Catholic League president Bill Donohue comments on recent attacks on the Catholic Church in Buffalo:

Kirk Laubenstein is a left-wing activist in Buffalo who doesn’t like diversity, at least not the kind the Catholic Church offers. Before he had his epiphany several years ago, he confessed that “For 15 years, I was like, I’m not into church.”

Then, like, he got into church. Now he is, like, a minister in the United Church of Christ, though it is not clear who his congregants are. He is also director of the Coalition for Economic Justice, an organization that has worked with Acorn, Occupy Wall Street, Black Lives Matter and other radical socialists and anarchists.

Laubenstein disagrees with the Catholic Church’s teaching on foster parents; it believes that foster children are entitled to be raised by a father and a mother. For him, two moms will do just fine, and he is open-minded enough to welcome two dads. It is not known whether he would be okay with three dads, but we are sure that day is fast approaching and we have no doubt what he will say. He seems to be very tolerant.

Well, in actual fact, Laubenstein is not all that tolerant. He is now busy walking the streets of Buffalo telling everyone how horrible the Catholic Church is for not accepting homosexual and lesbian couples as foster parents. More than that, he wants to shut down Catholic Charities.
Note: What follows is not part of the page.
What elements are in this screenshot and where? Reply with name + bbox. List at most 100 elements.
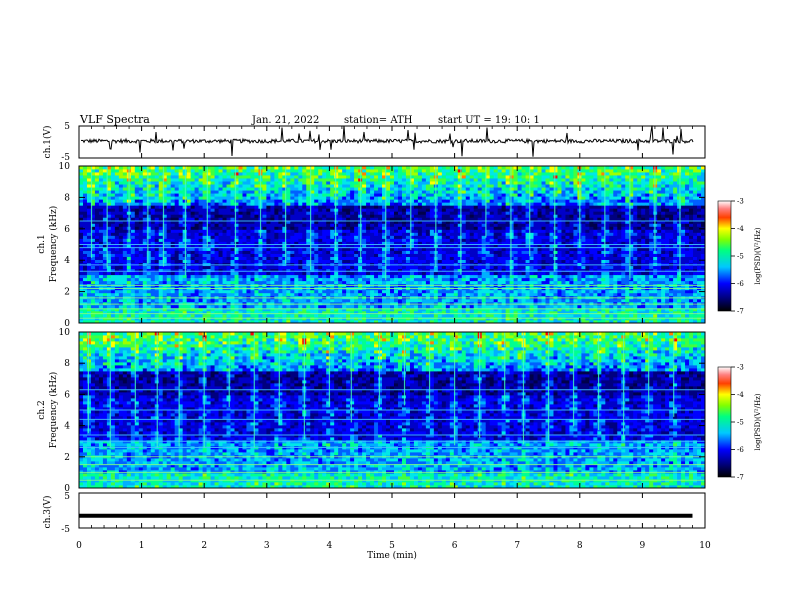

He says it is not fit to receive public funding.

As with many members of the clergy these days (in many religions), Laubenstein is preoccupied with materialism: nothing excites him more than the prospect of robbing Peter to pay Paul. But as British Prime Minister Margaret Thatcher once alluded to, one day socialists will realize there are no more Peters to rob from. Then everyone is sunk.

That much is Laubenstein’s business. What is not his business—it is mine—is his campaign to strip Catholic Charities of public funding. He needs to rethink what tolerance and diversity really mean. He can begin by, like, getting into the Catholic Church.